В книгу, составленную Асаром Эппелем, вошли рассказы, посвященные жизни российских евреев. Среди авторов сборника Василий Аксенов, Сергей Довлатов, Людмила Петрушевская, Алексей Варламов, Сергей Юрский… Всех их — при большом разнообразии творческих методов — объединяет пристальное внимание к внутреннему миру человека, тонкое чувство стиля, талант рассказчика.
Впервые на русском языке выходит самый знаменитый роман ведущего израильского прозаика Меира Шалева. Эта книга о том поколении евреев, которое пришло из России в Палестину и превратило ее пески и болота в цветущую страну, Эрец-Исраэль. В мастерски выстроенном повествовании трагедия переплетена с иронией, русская любовь с горьким еврейским юмором, поэтический миф с грубой правдой тяжелого труда. История обитателей маленькой долины, отвоеванной у природы, вмещает огромный мир страсти и тоски, надежд и страданий, верности и боли.«Русский роман» — третье произведение Шалева, вышедшее в издательстве «Текст», после «Библии сегодня» (2000) и «В доме своем в пустыне…» (2005).
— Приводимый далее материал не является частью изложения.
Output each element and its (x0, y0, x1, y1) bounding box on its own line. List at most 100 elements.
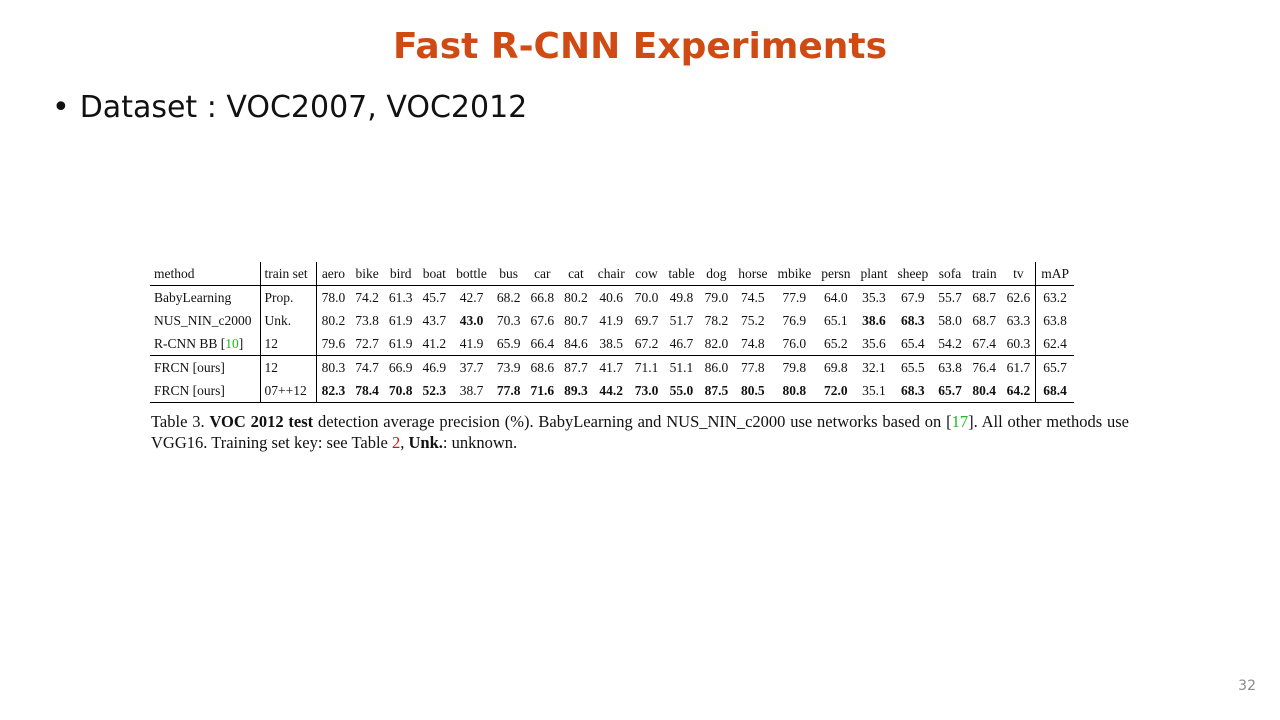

Роман «Свежо предание» — из разряда тех книг, которым пророчили публикацию лишь «через двести-триста лет». На этом параллели с «Жизнью и судьбой» Василия Гроссмана не заканчиваются: с разницей в год — тот же «Новый мир», тот же Твардовский, тот же сейф… Эпопея Гроссмана была напечатана за границей через 19 лет, в России — через 27. Роман И. Грековой увидел свет через 33 года (на родине — через 35 лет), к счастью, при жизни автора. В нем Елена Вентцель, русская женщина с немецкой фамилией, коснулась невозможного, для своего времени непроизносимого: сталинского антисемитизма.